Jules put Walter and Greg on building a fire from a neat wood pile while he approached the fence and leaned on his walking stick, gazing at the dusky sky and the darkening landscape. Pink above and the beginnings of mist in the oversaturated-green valleys. He crouched and put his hand on the cold moss-covered granite boulders and I thought I could hear him quietly talking. After a moment I approached and he greeted me with one of the joints. We puffed quietly for a few minutes before Walter and Greg joined us, the smell of pine and cedar smoke earnestly mixing with the damp night air.
“So this is the original fence?” Walter asked.
“This is it,” Jules replied.
“What’s on the other side?”
“Everything.”
Jules has never crossed that fence, it belongs to the neighbours. There are no fences on the Octavian farm and Jules says he respects boundaries. That’s how he’s kept on good terms with the neighbours all these years. There was no reason to put up the boundary in the first place, aside from needing somewhere to deposit the rocks and debris from clearing the fields, and he intended to keep it that way. He uses the driveway when he wants to visit, preferring not to sneak up on people who tend to own guns. Though that doesn’t stop him from speculating. “I think it’s more fun not to know,” he said.
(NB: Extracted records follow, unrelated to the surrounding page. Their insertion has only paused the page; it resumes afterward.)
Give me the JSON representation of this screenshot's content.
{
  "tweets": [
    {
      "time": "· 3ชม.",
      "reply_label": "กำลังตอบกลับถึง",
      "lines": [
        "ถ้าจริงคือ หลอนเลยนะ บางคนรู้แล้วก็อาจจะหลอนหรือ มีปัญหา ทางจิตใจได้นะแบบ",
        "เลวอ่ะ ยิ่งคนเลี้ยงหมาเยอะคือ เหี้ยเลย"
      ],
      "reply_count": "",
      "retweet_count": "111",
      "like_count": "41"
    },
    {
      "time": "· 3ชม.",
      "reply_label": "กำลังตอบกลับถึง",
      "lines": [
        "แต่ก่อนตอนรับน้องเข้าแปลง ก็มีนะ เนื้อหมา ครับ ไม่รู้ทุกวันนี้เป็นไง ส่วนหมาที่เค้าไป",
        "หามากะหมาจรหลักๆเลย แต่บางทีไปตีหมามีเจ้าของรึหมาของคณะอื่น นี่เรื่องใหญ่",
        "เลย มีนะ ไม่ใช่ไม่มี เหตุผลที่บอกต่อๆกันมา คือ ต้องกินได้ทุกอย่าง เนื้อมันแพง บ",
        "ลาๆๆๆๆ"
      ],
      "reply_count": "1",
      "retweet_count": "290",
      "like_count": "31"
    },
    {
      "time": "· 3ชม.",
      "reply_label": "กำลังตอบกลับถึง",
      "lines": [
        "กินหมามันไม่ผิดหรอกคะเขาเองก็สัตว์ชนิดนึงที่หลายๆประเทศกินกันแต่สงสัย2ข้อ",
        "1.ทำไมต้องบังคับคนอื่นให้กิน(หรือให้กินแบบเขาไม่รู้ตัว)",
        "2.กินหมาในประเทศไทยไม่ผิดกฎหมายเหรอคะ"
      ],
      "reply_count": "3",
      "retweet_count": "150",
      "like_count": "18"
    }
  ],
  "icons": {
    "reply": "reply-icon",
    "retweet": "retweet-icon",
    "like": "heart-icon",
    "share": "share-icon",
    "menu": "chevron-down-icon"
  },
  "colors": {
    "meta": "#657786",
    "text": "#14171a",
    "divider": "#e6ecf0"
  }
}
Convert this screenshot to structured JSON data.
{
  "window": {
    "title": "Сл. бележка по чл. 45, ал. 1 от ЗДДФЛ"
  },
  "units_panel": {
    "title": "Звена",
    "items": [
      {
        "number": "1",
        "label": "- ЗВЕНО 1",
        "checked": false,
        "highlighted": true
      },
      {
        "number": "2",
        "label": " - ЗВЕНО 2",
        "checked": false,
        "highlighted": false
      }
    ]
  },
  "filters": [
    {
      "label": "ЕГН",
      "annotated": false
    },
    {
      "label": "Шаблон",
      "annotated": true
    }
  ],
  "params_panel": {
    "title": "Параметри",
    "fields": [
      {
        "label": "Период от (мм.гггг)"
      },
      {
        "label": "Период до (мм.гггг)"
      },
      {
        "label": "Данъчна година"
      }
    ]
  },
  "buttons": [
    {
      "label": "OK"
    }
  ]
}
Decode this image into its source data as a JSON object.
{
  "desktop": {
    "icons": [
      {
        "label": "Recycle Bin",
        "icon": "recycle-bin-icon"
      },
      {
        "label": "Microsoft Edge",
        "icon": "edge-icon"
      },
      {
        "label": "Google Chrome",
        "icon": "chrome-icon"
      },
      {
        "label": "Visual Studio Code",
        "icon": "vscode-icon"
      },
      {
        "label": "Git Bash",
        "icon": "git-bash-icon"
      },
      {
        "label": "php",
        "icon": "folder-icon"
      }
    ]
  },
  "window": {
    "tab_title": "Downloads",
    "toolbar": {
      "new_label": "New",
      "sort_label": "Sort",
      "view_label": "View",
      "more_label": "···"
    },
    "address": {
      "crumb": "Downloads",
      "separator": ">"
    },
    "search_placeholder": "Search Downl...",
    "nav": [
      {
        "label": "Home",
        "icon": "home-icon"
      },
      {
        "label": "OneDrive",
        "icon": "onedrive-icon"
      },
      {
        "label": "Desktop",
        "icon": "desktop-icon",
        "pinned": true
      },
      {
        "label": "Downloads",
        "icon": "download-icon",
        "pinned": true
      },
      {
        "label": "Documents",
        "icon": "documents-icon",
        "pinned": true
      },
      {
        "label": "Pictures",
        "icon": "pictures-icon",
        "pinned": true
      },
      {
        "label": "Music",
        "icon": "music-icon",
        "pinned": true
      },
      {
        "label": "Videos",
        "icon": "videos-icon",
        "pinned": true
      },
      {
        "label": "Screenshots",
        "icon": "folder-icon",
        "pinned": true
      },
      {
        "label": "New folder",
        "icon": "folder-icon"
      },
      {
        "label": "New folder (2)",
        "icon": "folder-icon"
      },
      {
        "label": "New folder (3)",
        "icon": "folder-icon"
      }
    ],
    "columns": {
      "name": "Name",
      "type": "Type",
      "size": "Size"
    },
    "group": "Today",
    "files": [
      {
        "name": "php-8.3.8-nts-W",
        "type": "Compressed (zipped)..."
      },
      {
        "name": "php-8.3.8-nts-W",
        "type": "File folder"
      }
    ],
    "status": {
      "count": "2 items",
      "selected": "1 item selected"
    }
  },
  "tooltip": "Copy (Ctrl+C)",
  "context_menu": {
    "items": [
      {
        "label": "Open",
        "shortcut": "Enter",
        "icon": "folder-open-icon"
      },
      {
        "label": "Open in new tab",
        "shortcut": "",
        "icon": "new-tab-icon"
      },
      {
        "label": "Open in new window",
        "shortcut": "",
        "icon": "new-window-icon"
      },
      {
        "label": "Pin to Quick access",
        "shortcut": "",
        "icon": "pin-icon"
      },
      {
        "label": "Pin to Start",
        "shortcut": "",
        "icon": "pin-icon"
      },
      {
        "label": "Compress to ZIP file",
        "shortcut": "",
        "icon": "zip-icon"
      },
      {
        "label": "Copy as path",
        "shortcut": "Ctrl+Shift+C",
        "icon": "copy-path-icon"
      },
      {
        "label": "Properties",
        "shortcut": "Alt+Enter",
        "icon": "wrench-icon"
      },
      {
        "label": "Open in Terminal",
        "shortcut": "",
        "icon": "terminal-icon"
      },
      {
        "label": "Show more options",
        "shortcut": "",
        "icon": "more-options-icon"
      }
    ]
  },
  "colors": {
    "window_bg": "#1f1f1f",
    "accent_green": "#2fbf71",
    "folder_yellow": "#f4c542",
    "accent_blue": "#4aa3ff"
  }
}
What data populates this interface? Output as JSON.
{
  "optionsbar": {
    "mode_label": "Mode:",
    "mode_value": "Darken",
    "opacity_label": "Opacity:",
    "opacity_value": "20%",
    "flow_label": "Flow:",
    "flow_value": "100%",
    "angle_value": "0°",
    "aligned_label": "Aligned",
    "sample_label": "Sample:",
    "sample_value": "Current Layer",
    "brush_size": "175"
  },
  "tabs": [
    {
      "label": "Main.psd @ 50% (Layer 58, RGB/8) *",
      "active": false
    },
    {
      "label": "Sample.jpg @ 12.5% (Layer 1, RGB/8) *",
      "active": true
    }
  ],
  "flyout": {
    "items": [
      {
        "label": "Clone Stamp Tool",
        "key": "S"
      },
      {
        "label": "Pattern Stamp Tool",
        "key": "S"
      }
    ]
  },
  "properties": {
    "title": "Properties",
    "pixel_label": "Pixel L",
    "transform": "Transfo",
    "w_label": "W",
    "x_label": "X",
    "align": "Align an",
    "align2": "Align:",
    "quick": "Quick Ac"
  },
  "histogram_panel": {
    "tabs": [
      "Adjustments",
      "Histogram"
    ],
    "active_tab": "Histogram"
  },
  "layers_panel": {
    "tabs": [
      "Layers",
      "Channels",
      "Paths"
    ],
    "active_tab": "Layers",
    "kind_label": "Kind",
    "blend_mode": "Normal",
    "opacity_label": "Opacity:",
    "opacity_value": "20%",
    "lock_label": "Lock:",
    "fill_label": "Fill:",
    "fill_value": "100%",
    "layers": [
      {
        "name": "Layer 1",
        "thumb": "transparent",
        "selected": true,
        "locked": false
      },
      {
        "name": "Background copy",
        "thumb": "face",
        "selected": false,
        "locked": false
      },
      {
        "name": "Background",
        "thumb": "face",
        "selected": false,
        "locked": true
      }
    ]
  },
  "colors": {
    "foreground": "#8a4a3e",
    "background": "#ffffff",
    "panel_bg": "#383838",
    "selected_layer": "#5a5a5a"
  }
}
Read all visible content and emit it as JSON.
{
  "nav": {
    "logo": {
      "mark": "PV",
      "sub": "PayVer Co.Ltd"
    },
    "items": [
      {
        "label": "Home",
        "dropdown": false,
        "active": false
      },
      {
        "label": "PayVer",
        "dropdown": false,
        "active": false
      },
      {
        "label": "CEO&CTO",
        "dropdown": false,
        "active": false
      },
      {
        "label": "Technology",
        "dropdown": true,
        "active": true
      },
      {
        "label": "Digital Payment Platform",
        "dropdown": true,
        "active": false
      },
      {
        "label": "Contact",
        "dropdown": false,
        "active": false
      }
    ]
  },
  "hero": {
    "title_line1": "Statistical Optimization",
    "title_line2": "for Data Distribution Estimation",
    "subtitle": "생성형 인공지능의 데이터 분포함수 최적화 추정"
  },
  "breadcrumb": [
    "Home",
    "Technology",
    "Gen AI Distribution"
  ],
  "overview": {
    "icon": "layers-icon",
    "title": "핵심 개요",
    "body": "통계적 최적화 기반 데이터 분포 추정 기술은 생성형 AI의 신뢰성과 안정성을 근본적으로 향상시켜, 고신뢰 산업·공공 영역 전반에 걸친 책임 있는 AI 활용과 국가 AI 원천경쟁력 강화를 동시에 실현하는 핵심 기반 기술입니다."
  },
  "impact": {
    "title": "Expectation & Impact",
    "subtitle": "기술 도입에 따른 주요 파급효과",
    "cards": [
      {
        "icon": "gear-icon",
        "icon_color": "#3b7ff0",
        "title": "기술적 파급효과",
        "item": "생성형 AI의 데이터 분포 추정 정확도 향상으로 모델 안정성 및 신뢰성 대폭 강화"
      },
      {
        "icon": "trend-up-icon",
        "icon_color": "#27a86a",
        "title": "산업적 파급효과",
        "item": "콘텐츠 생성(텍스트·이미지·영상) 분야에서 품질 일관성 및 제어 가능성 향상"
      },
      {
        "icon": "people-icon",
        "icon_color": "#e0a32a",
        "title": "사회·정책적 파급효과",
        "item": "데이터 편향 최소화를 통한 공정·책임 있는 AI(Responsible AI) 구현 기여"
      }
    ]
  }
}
There are better places to see the stars, but not many. The oddly extravagant light pollution from Brownlow somehow makes it out this far and the haze of the Great-Lakes summer humidity doesn’t help, though it is integral to the experience. We thought we could see the glow of the Golden Horseshoe on the horizon, nonetheless countless stars revealed themselves in an almost dizzying three dimensions. A light patch bisected the blue-black sky made by the density of stars in our spinning plate of a solar system. Maybe it’s not the best view, but it’s pretty damn good — and we had it all to ourselves.
The world as we understand it began with the invention of writing five-thousand years ago, which in cosmological time is the blink of an eye. We’re looking more or less at the same stars as the Sumerians: the people who made their famous cuneiform tablet and earliest recorded written language separating history from pre-history. As we shared stories around that fire and stared at the endless sky humanity didn’t feel so old. Computers and pyramids were contemporaries and entire human lives just little flashes of attempted meaning along the way. Some, like the stars above, shining on well after they’d been extinguished.
When the stories became sufficiently outlandish that they were difficult to follow, we headed back. This time Greg ferried each of us in the dinghy. Jules settled us in his two guest rooms after a midnight snack of smoked meat and seedy sour-dough from a uncharacteristically good local bakery. In the morning he made eggs Florentine and we did a few crosswords together before heading home. I’m sure this is not everyone’s experience of Brownlow but I think I can safely say I’ve finally experienced its best side.